News Release: Stanislaw Skrowaczewski is McKnight Distinguished Artist for 2004


June 30, 2004 - Minnesota Orchestra Conductor Laureate and world-renowned composer to receive The McKnight Foundation's Distinguished Artist Award for 2004.

Stanislaw Skrowaczewski (scrov-a-ches-ke), an internationally renowned orchestra conductor and composer, will receive The McKnight Foundation's Distinguished Artist Award for 2004. The $40,000 award is given each year to a working artist whose long career has made a significant impact on the arts in Minnesota and beyond.

Skrowaczewski is best known in the Twin Cities as music director of the Minnesota Orchestra, a position he held from 1960 to 1979, a tenure equaled only by founding conductor Emil Oberhoffer. He was a tireless crusader for a new orchestral hall in downtown Minneapolis, and played a key role, along with orchestra benefactor and board executive Kenneth N. Dayton, in the development of the current Orchestra Hall, which opened in October 1974. "Stan personally supervised the acoustics to ensure that it is one of the great listening spaces of the country and indeed the world," wrote Dayton, who died in 2003.

"Stanislaw Skrowaczewski is one of the world's premier conductors and composers," says Noa Staryk, chair of The McKnight Foundation. "He demonstrated an extraordinary commitment to Minnesota as music director of the Minnesota Orchestra—not only through his relentless dedication to quality, but also by making the orchestra available to communities in Greater Minnesota. In addition, he interrupted his own international opportunities to help the St. Paul Chamber Orchestra by accepting the post of principal conductor following Pinchas Zukerman's departure. Maestro Skrowaczewski also is widely recognized for his approachability and encouragement of young composers and musicians. Even when he was travelling internationally, he was very accessible to local young musicians who wanted his advice."

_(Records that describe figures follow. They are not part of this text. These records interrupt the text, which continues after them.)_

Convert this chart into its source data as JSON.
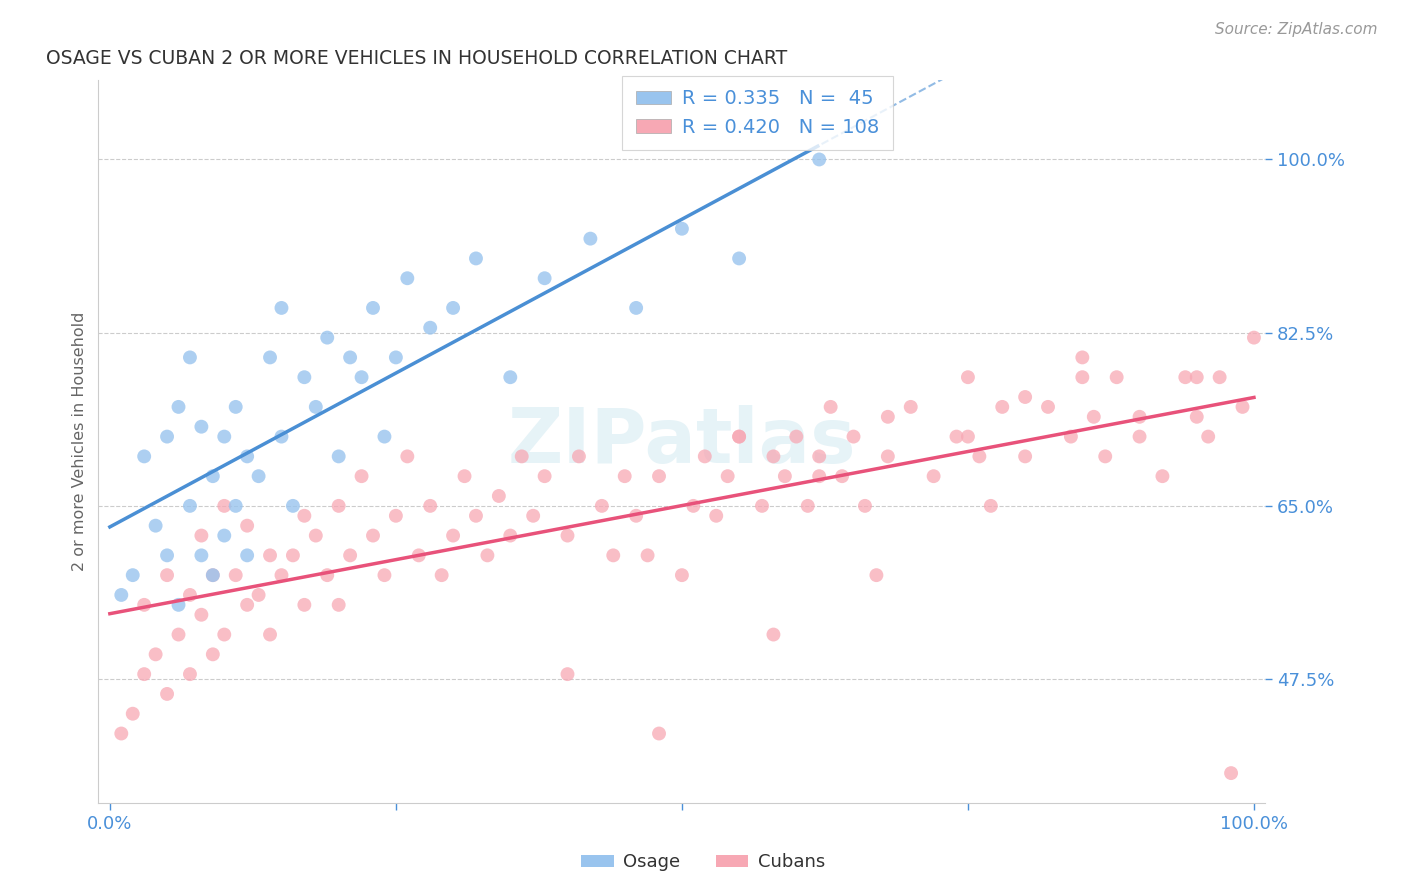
{
  "title": "OSAGE VS CUBAN 2 OR MORE VEHICLES IN HOUSEHOLD CORRELATION CHART",
  "source": "Source: ZipAtlas.com",
  "ylabel": "2 or more Vehicles in Household",
  "legend_r_osage": "R = 0.335",
  "legend_n_osage": "N =  45",
  "legend_r_cubans": "R = 0.420",
  "legend_n_cubans": "N = 108",
  "osage_color": "#99C4EE",
  "cuban_color": "#F7A8B4",
  "osage_line_color": "#4A8FD4",
  "cuban_line_color": "#E8527A",
  "watermark": "ZIPatlas",
  "background_color": "#FFFFFF",
  "grid_color": "#CCCCCC",
  "yticks": [
    47.5,
    65.0,
    82.5,
    100.0
  ],
  "ylim_low": 35,
  "ylim_high": 108,
  "xlim_low": -1,
  "xlim_high": 101,
  "osage_x": [
    1,
    2,
    3,
    4,
    5,
    5,
    6,
    6,
    7,
    7,
    8,
    8,
    9,
    9,
    10,
    10,
    11,
    11,
    12,
    12,
    13,
    14,
    15,
    15,
    16,
    17,
    18,
    19,
    20,
    21,
    22,
    23,
    24,
    25,
    26,
    28,
    30,
    32,
    35,
    38,
    42,
    46,
    50,
    55,
    62
  ],
  "osage_y": [
    56,
    58,
    70,
    63,
    60,
    72,
    55,
    75,
    65,
    80,
    60,
    73,
    58,
    68,
    62,
    72,
    65,
    75,
    60,
    70,
    68,
    80,
    72,
    85,
    65,
    78,
    75,
    82,
    70,
    80,
    78,
    85,
    72,
    80,
    88,
    83,
    85,
    90,
    78,
    88,
    92,
    85,
    93,
    90,
    100
  ],
  "cuban_x": [
    1,
    2,
    3,
    3,
    4,
    5,
    5,
    6,
    7,
    7,
    8,
    8,
    9,
    9,
    10,
    10,
    11,
    12,
    12,
    13,
    14,
    14,
    15,
    16,
    17,
    17,
    18,
    19,
    20,
    20,
    21,
    22,
    23,
    24,
    25,
    26,
    27,
    28,
    29,
    30,
    31,
    32,
    33,
    34,
    35,
    36,
    37,
    38,
    40,
    41,
    43,
    44,
    45,
    46,
    47,
    48,
    50,
    51,
    52,
    53,
    54,
    55,
    57,
    58,
    59,
    60,
    61,
    62,
    63,
    64,
    65,
    66,
    68,
    70,
    72,
    74,
    75,
    76,
    78,
    80,
    82,
    84,
    85,
    86,
    87,
    88,
    90,
    92,
    94,
    95,
    96,
    97,
    98,
    99,
    100,
    55,
    62,
    68,
    75,
    80,
    85,
    90,
    95,
    40,
    48,
    58,
    67,
    77
  ],
  "cuban_y": [
    42,
    44,
    55,
    48,
    50,
    46,
    58,
    52,
    56,
    48,
    54,
    62,
    50,
    58,
    52,
    65,
    58,
    55,
    63,
    56,
    60,
    52,
    58,
    60,
    64,
    55,
    62,
    58,
    65,
    55,
    60,
    68,
    62,
    58,
    64,
    70,
    60,
    65,
    58,
    62,
    68,
    64,
    60,
    66,
    62,
    70,
    64,
    68,
    62,
    70,
    65,
    60,
    68,
    64,
    60,
    68,
    58,
    65,
    70,
    64,
    68,
    72,
    65,
    70,
    68,
    72,
    65,
    70,
    75,
    68,
    72,
    65,
    70,
    75,
    68,
    72,
    78,
    70,
    75,
    70,
    75,
    72,
    78,
    74,
    70,
    78,
    72,
    68,
    78,
    74,
    72,
    78,
    38,
    75,
    82,
    72,
    68,
    74,
    72,
    76,
    80,
    74,
    78,
    48,
    42,
    52,
    58,
    65
  ],
  "osage_x_max": 62,
  "cuban_line_x0": 0,
  "cuban_line_x1": 100,
  "osage_line_x0": 0,
  "osage_line_x1": 100
}
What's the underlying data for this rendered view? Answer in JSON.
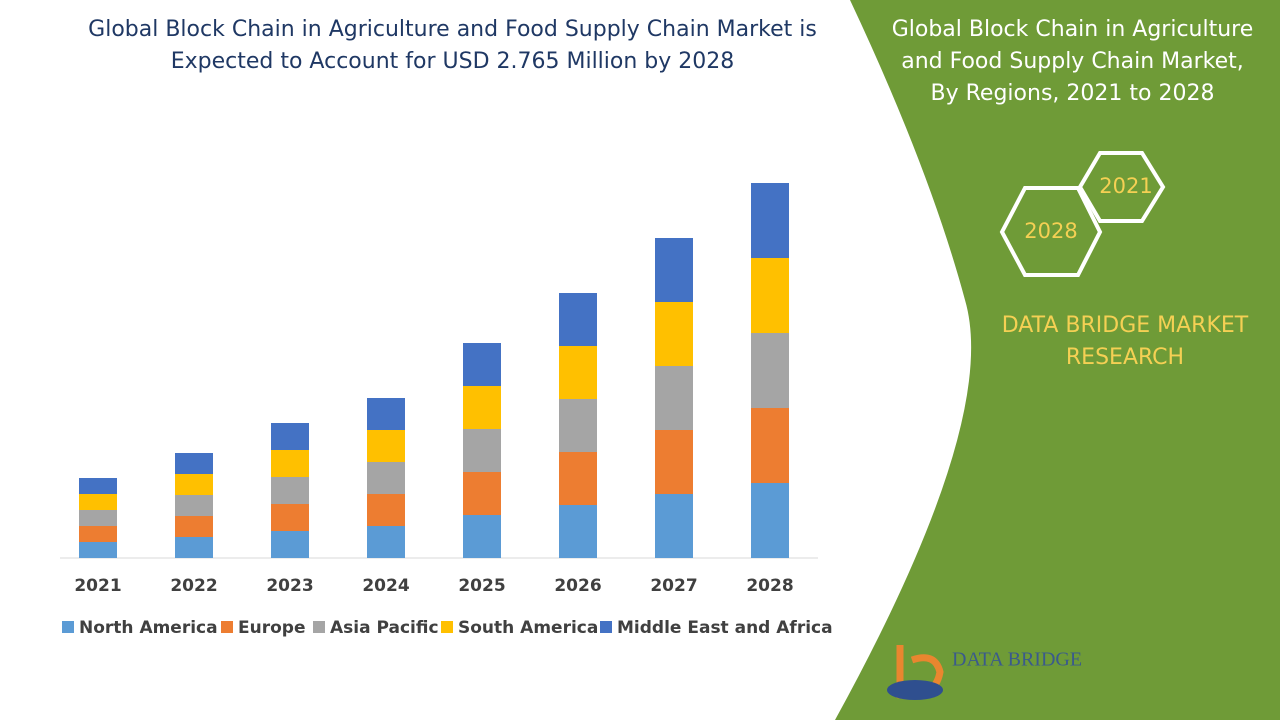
{
  "chart_data": {
    "type": "stacked-bar",
    "title": "Global Block Chain in Agriculture and Food Supply Chain Market is Expected to Account for USD 2.765 Million by 2028",
    "categories": [
      "2021",
      "2022",
      "2023",
      "2024",
      "2025",
      "2026",
      "2027",
      "2028"
    ],
    "series": [
      {
        "name": "North America",
        "color": "#5b9bd5",
        "values": [
          16,
          21,
          27,
          32,
          43,
          53,
          64,
          75
        ]
      },
      {
        "name": "Europe",
        "color": "#ed7d31",
        "values": [
          16,
          21,
          27,
          32,
          43,
          53,
          64,
          75
        ]
      },
      {
        "name": "Asia Pacific",
        "color": "#a5a5a5",
        "values": [
          16,
          21,
          27,
          32,
          43,
          53,
          64,
          75
        ]
      },
      {
        "name": "South America",
        "color": "#ffc000",
        "values": [
          16,
          21,
          27,
          32,
          43,
          53,
          64,
          75
        ]
      },
      {
        "name": "Middle East and Africa",
        "color": "#4472c4",
        "values": [
          16,
          21,
          27,
          32,
          43,
          53,
          64,
          75
        ]
      }
    ]
  },
  "panel": {
    "title": "Global Block Chain in Agriculture and Food Supply Chain Market, By Regions, 2021 to 2028",
    "hexagons": [
      "2021",
      "2028"
    ],
    "brand": "DATA BRIDGE MARKET RESEARCH",
    "logo": "DATA BRIDGE"
  }
}
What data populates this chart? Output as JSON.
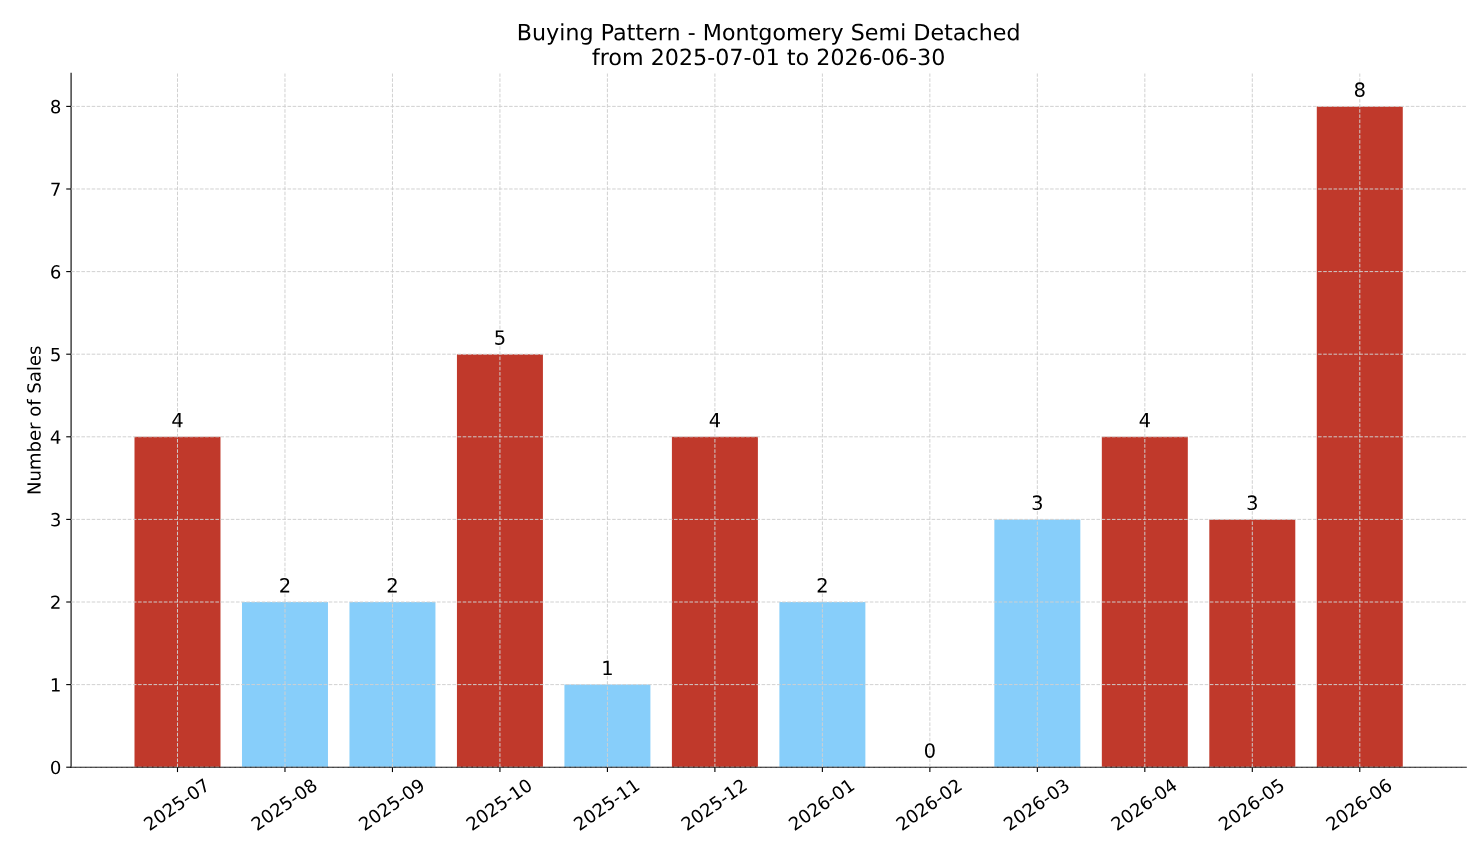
{
  "chart_data": {
    "type": "bar",
    "title": "Buying Pattern - Montgomery Semi Detached\nfrom 2025-07-01 to 2026-06-30",
    "ylabel": "Number of Sales",
    "categories": [
      "2025-07",
      "2025-08",
      "2025-09",
      "2025-10",
      "2025-11",
      "2025-12",
      "2026-01",
      "2026-02",
      "2026-03",
      "2026-04",
      "2026-05",
      "2026-06"
    ],
    "values": [
      4,
      2,
      2,
      5,
      1,
      4,
      2,
      0,
      3,
      4,
      3,
      8
    ],
    "colors": [
      "#c0392b",
      "#87cefa",
      "#87cefa",
      "#c0392b",
      "#87cefa",
      "#c0392b",
      "#87cefa",
      "#87cefa",
      "#87cefa",
      "#c0392b",
      "#c0392b",
      "#c0392b"
    ],
    "ylim": [
      0,
      8.4
    ],
    "yticks": [
      0,
      1,
      2,
      3,
      4,
      5,
      6,
      7,
      8
    ],
    "grid": true,
    "data_labels": true
  }
}
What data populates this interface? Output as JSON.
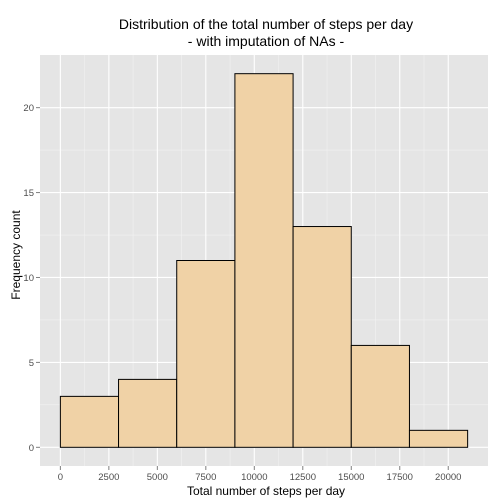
{
  "chart_data": {
    "type": "bar",
    "title": "Distribution of the total number of steps per day",
    "subtitle": "- with imputation of NAs -",
    "xlabel": "Total number of steps per day",
    "ylabel": "Frequency count",
    "bins": [
      {
        "start": 0,
        "end": 3000,
        "count": 3
      },
      {
        "start": 3000,
        "end": 6000,
        "count": 4
      },
      {
        "start": 6000,
        "end": 9000,
        "count": 11
      },
      {
        "start": 9000,
        "end": 12000,
        "count": 22
      },
      {
        "start": 12000,
        "end": 15000,
        "count": 13
      },
      {
        "start": 15000,
        "end": 18000,
        "count": 6
      },
      {
        "start": 18000,
        "end": 21000,
        "count": 1
      }
    ],
    "xticks": [
      "0",
      "2500",
      "5000",
      "7500",
      "10000",
      "12500",
      "15000",
      "17500",
      "20000"
    ],
    "xtick_values": [
      0,
      2500,
      5000,
      7500,
      10000,
      12500,
      15000,
      17500,
      20000
    ],
    "yticks": [
      "0",
      "5",
      "10",
      "15",
      "20"
    ],
    "ytick_values": [
      0,
      5,
      10,
      15,
      20
    ],
    "xlim": [
      -1050,
      22050
    ],
    "ylim": [
      -1.1,
      23.1
    ],
    "grid": true,
    "colors": {
      "panel": "#e5e5e5",
      "grid_major": "#ffffff",
      "grid_minor": "#f2f2f2",
      "bar_fill": "#f0d2a6",
      "bar_stroke": "#000000"
    }
  }
}
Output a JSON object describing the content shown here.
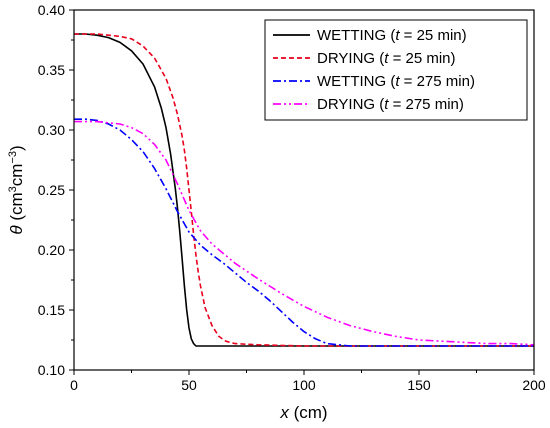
{
  "chart_data": {
    "type": "line",
    "xlabel": {
      "var": "x",
      "unit": " (cm)"
    },
    "ylabel": {
      "var": "θ",
      "unit_pre": " (cm",
      "sup1": "3",
      "mid": "cm",
      "sup2": "−3",
      "unit_post": ")"
    },
    "xlim": [
      0,
      200
    ],
    "ylim": [
      0.1,
      0.4
    ],
    "x_ticks": [
      "0",
      "50",
      "100",
      "150",
      "200"
    ],
    "y_ticks": [
      "0.10",
      "0.15",
      "0.20",
      "0.25",
      "0.30",
      "0.35",
      "0.40"
    ],
    "legend_position": "top-right",
    "grid": false,
    "series": [
      {
        "name": "WETTING (t = 25 min)",
        "legend": {
          "pre": "WETTING (",
          "var": "t",
          "post": " = 25 min)"
        },
        "color": "#000000",
        "dash": "solid",
        "x": [
          0,
          5,
          10,
          15,
          20,
          25,
          30,
          35,
          38,
          40,
          42,
          44,
          45,
          46,
          47,
          48,
          49,
          50,
          51,
          52,
          53,
          55,
          60,
          100,
          150,
          200
        ],
        "y": [
          0.38,
          0.38,
          0.379,
          0.377,
          0.373,
          0.366,
          0.355,
          0.336,
          0.318,
          0.302,
          0.28,
          0.252,
          0.235,
          0.215,
          0.193,
          0.17,
          0.15,
          0.135,
          0.126,
          0.122,
          0.12,
          0.12,
          0.12,
          0.12,
          0.12,
          0.12
        ]
      },
      {
        "name": "DRYING (t = 25 min)",
        "legend": {
          "pre": "DRYING (",
          "var": "t",
          "post": " = 25 min)"
        },
        "color": "#e8001c",
        "dash": "dashed",
        "x": [
          0,
          10,
          20,
          25,
          30,
          35,
          40,
          43,
          45,
          47,
          48,
          49,
          50,
          51,
          52,
          53,
          54,
          55,
          57,
          60,
          63,
          66,
          70,
          80,
          100,
          150,
          200
        ],
        "y": [
          0.38,
          0.38,
          0.378,
          0.376,
          0.37,
          0.36,
          0.343,
          0.327,
          0.313,
          0.295,
          0.283,
          0.268,
          0.25,
          0.232,
          0.213,
          0.196,
          0.182,
          0.17,
          0.152,
          0.137,
          0.128,
          0.124,
          0.122,
          0.121,
          0.12,
          0.12,
          0.12
        ]
      },
      {
        "name": "WETTING (t = 275 min)",
        "legend": {
          "pre": "WETTING (",
          "var": "t",
          "post": " = 275 min)"
        },
        "color": "#0000ff",
        "dash": "dashdot",
        "x": [
          0,
          5,
          10,
          15,
          20,
          25,
          30,
          35,
          40,
          45,
          50,
          55,
          60,
          65,
          70,
          75,
          80,
          85,
          90,
          95,
          100,
          105,
          110,
          115,
          120,
          130,
          140,
          150,
          200
        ],
        "y": [
          0.309,
          0.309,
          0.308,
          0.305,
          0.3,
          0.292,
          0.282,
          0.268,
          0.251,
          0.232,
          0.215,
          0.204,
          0.196,
          0.189,
          0.181,
          0.173,
          0.166,
          0.158,
          0.149,
          0.14,
          0.132,
          0.126,
          0.122,
          0.121,
          0.12,
          0.12,
          0.12,
          0.12,
          0.12
        ]
      },
      {
        "name": "DRYING (t = 275 min)",
        "legend": {
          "pre": "DRYING (",
          "var": "t",
          "post": " = 275 min)"
        },
        "color": "#ff00ff",
        "dash": "dashdotdot",
        "x": [
          0,
          10,
          20,
          25,
          30,
          35,
          40,
          45,
          50,
          55,
          60,
          70,
          80,
          90,
          100,
          110,
          120,
          130,
          140,
          150,
          160,
          170,
          180,
          190,
          200
        ],
        "y": [
          0.307,
          0.307,
          0.305,
          0.302,
          0.297,
          0.288,
          0.275,
          0.255,
          0.233,
          0.216,
          0.205,
          0.189,
          0.176,
          0.164,
          0.153,
          0.144,
          0.137,
          0.132,
          0.128,
          0.125,
          0.124,
          0.123,
          0.122,
          0.122,
          0.121
        ]
      }
    ]
  }
}
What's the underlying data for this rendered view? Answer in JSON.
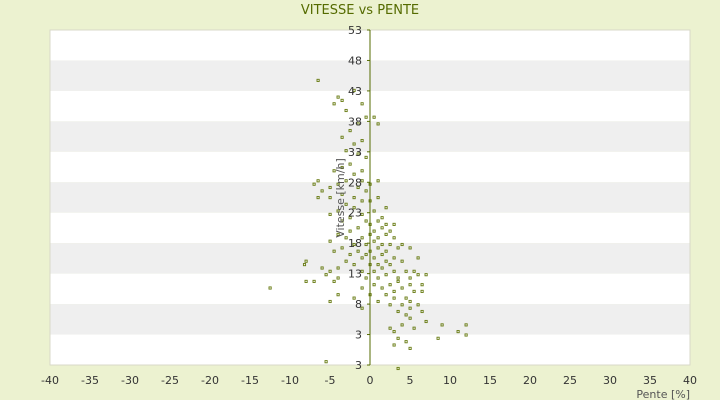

Skrowaczewski was born in Poland in 1923 and began playing the piano and violin at age four. He composed his first symphonic work at age seven and gave his first public recital at age 11. Two years later, he performed and conducted Beethoven's Third Piano Concerto. A hand injury during World War II ended his prospects for a keyboard career and forced the talented young man to concentrate on conducting and composing. He has won many awards for composing and conducting, including two Pulitzer Prize nominations—one as recent as 1999 for his Concerto for Orchestra, which was commissioned and premiered by the Minnesota Orchestra. He has also won major international awards, starting with the Polish Szymanowski Competition (for composers) in 1947 and the International Competition for Conductors in Rome in 1956.

Skrowaczewski's interpretations of the Bruckner Symphonies have earned him the Gold Medal of the Mahler-Bruckner Society, and his programming of contemporary music while conducting the Minnesota Orchestra resulted in five ASCAP (American Society of Composers, Authors and Publishers) Awards. After his stint with the Minnesota Orchestra, he was principal conductor of the Hallé Orchestra in Manchester, England, giving concerts throughout Great Britain and leading tours to the United States and throughout Europe. He has recorded an extensive repertoire for RCA, Phillips, CBS, EMI/Angel, Mercury, Vox, and others.

Skrowaczewski and his wife Krystyna live in Wayzata. They have two grown children.

The Distinguished Artist Award will be presented formally at a ceremony this autumn. Skrowaczewski was selected by a four-person panel, which considered more than 85 nominated artists this year. The previous recipients are composer Dominick Argento (1998), ceramic artist Warren MacKenzie (1999), writer and translator Robert Bly (2000), choral composer, arranger and conductor Dale Warland (2001), editor and publisher Emilie Buchwald (2002), and painter Mike Lynch (2003).